Blogging against Disablism Day May 1, 2007

Posted in Uncategorized with tags , , , on May 1, 2007 by Jess

I’ll make this relatively short, because it’s gone on past midnight here on the 2nd of May, and I’m being naughty and staying up past my bedtime.  *rolls eyes*</end sarcasm> LOL.

I wasn’t raised by your average family.  My parents were actually my maternal grandparents, both veterans who had served during WWII.  I was raised as an only child, though I had five other siblings.  More on that later.  I wasn’t raised to be familiar with disability culture.  I was actively raised in the walking world with the belief that I could do what I chose to, if I set my mind to it.

Then came the proverbial ice bucket, years later after I graduated college with my first associate degree.  I can’t even begin to articulate the frustration and the sense of invisibility I felt.  It only got worse later on when I tried to get help after my marriage ended.  I am a survivor of rape and sexual assault, and I wasn’t taken seriously I believe, because I was in a chair and was disabled.  There’s a definite can of worms there.

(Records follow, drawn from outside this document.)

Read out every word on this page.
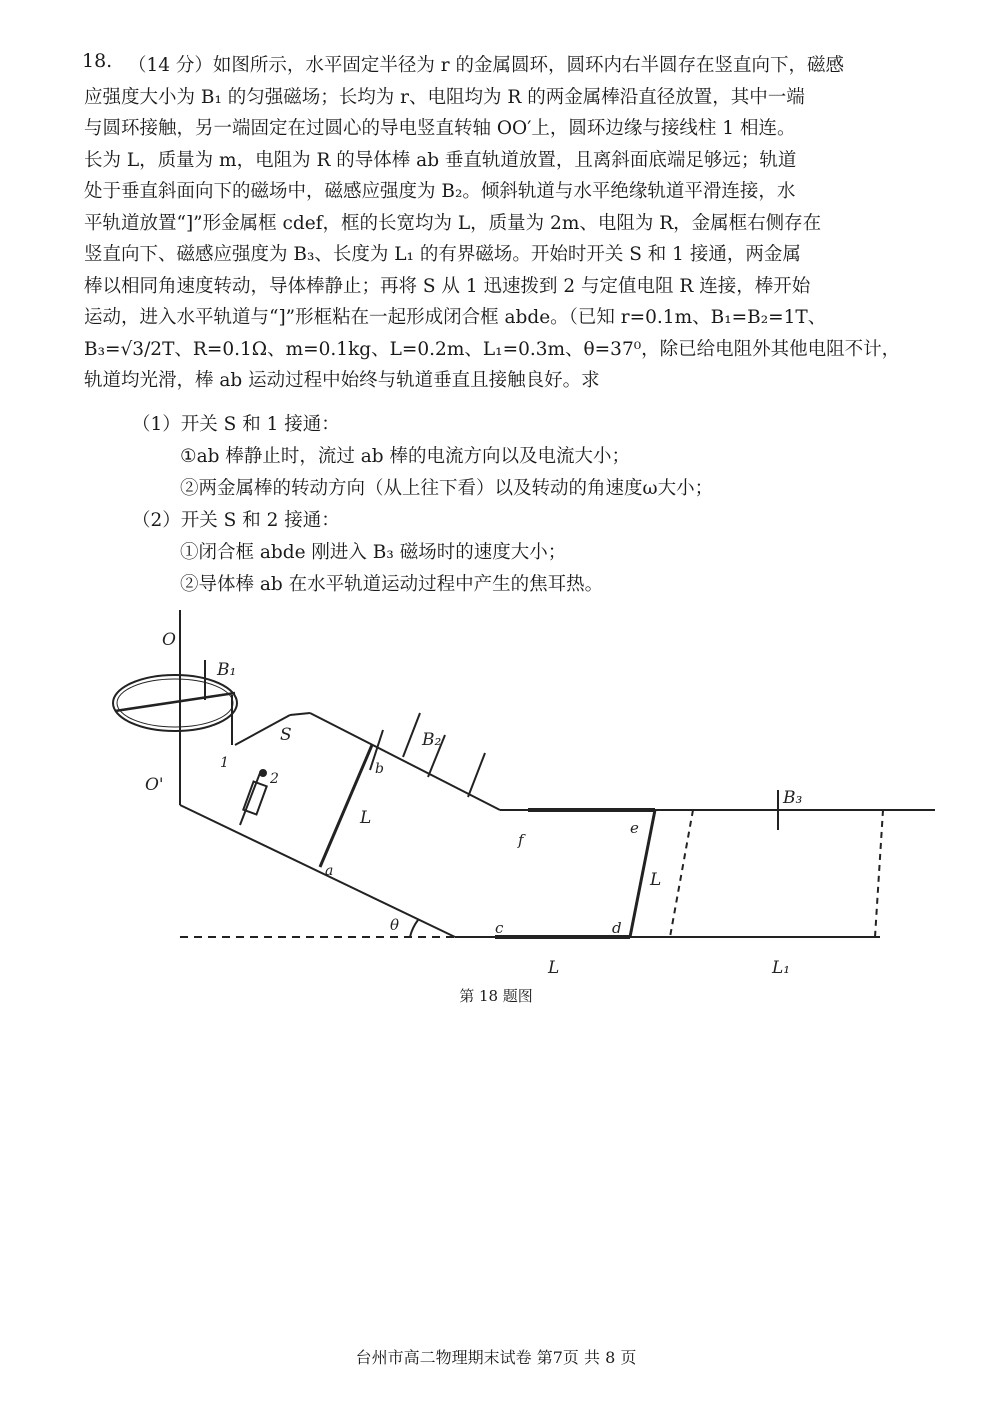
18. （14 分）如图所示，水平固定半径为 r 的金属圆环，圆环内右半圆存在竖直向下，磁感
应强度大小为 B₁ 的匀强磁场；长均为 r、电阻均为 R 的两金属棒沿直径放置，其中一端
与圆环接触，另一端固定在过圆心的导电竖直转轴 OO′上，圆环边缘与接线柱 1 相连。
长为 L，质量为 m，电阻为 R 的导体棒 ab 垂直轨道放置，且离斜面底端足够远；轨道
处于垂直斜面向下的磁场中，磁感应强度为 B₂。倾斜轨道与水平绝缘轨道平滑连接，水
平轨道放置“]”形金属框 cdef，框的长宽均为 L，质量为 2m、电阻为 R，金属框右侧存在
竖直向下、磁感应强度为 B₃、长度为 L₁ 的有界磁场。开始时开关 S 和 1 接通，两金属
棒以相同角速度转动，导体棒静止；再将 S 从 1 迅速拨到 2 与定值电阻 R 连接，棒开始
运动，进入水平轨道与“]”形框粘在一起形成闭合框 abde。（已知 r=0.1m、B₁=B₂=1T、
B₃=√3/2T、R=0.1Ω、m=0.1kg、L=0.2m、L₁=0.3m、θ=37⁰，除已给电阻外其他电阻不计，
轨道均光滑，棒 ab 运动过程中始终与轨道垂直且接触良好。求
（1）开关 S 和 1 接通：
①ab 棒静止时，流过 ab 棒的电流方向以及电流大小；
②两金属棒的转动方向（从上往下看）以及转动的角速度ω大小；
（2）开关 S 和 2 接通：
①闭合框 abde 刚进入 B₃ 磁场时的速度大小；
②导体棒 ab 在水平轨道运动过程中产生的焦耳热。
O
O'
B₁
B₂
B₃
S
1
2
b
a
L
f
e
c	d
L
θ
L	L₁
第 18 题图
台州市高二物理期末试卷 第7页 共 8 页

I’ve been on both ends of the disablism spectrum.  I’ve been guilty of it myself, but more often than not, I’m on the receiving end.  Being talked down to, having choices taken away, you name it.  My immediate reaction is “I’m disabled, but I am NOT retarded.”

Having wheels (or any other adaptive aides) doesn’t make you immune to the lovely tournament of life.  It can make you stand out; that’s damned true enough.  It places you either on the outskirts, or right smack dab in the middle.  Me, right now I’m on the fence, and I’m trying my best to overcome. 

One revolution at a time.

With the help of a select number of friends, I’ve found the strength to seek help nearly 12 years after my initial ordeal.  There’s a whole ‘nother post right there, but now, I must sign off, and head to bed to attempt sleep.